One of my professors, a wonderful man, was a Marxist; the other a pragmatist. This materialist orientation reinforced my doubts about theism. I never did learn to fit in the church. I did not change much from my father who embarrassed me as a child. In my sixties, I was told by the head of the social work program that I was a troublemaker.
I found philosophy fascinating. But I was not taught to do philosophy. While I was encouraged to think and to think well, the fact remained that my teacher was called up before the House Un-American Activities Committee and lost his job by not answering their questions. I learned that thinking could get me into a lot of trouble and that expressing myself was worse. Still "the apple fell close to the tree" and expressing my thoughts and arguing them had been part of my programming. The way around this problem was to stick close to established ideas in the history of philosophy.
In my middle fifties I resigned from a good position as a hospital chaplain. I plummeted into downward mobility. When I was sixty-two years of age, I earned my MSW degree and became a medical social worker in an agency in which I fit in not at all. Compared to the others, I had too much education. I was seen as a loose canon and was constantly reminded that I was not a professional employee and had to be micro-managed. It was an intellectual and emotional slum but I was able through self-deception and feeling powerless to last there more than five years bent over backwards. Finally I could "dumb down" no longer and was forced out. Again I found another argument against thinking.
I began to audit philosophy classes at our local Community College. There a student said that his life goal was to, "do philosophy." It took me a long time to understand what he meant.
I will not discuss how to do philosophy. I am still learning.

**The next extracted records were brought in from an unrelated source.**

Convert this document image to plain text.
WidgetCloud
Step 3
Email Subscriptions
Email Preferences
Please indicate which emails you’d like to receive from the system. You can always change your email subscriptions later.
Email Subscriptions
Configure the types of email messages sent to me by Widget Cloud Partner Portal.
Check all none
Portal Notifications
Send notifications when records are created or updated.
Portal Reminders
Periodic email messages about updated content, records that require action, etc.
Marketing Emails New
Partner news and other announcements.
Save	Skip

I know that I must risk my competence to look foolish because I don't use the tools of the trade skillfully. One reason is that logical positivism bored me silly. I avoided the tools of symbolic logic because I felt that for me what I needed was not there. It was dryer than fundamentalism and blander than liberalism. I was never introduced to the nurturing juices of phenomenology and existentialism. Yet for testing out speech and ideas it is a help.
The other bit I have learned is that the problem chooses me and not I the problem. Choosing the problem is done existentially. It comes from the effort of living with at least a minimum of good faith.
For instance one of my problems is that being brought up as I was I have a great appetite for religion. Yet I must say that the church for me is simply a self-perpetuating organization. It is outdated in its concerns, like the "March Of Dimes", a program from before World War II that battled against Polio. It now searches for a new reason to exist as a political tool. It is not concerned with ultimate reality. I am like the Gnostics who detested hierarchy and were disappointed with the church's orthodoxy and the whole model of theism. They called the god of the church a "demiurge" that usurped ultimate being. The way Philosophy helps is to bring me into a tradition of those concerned with the problems of existence and who have searched out and interrogated some of the answers.
Then having done my homework I can begin to find answers within myself.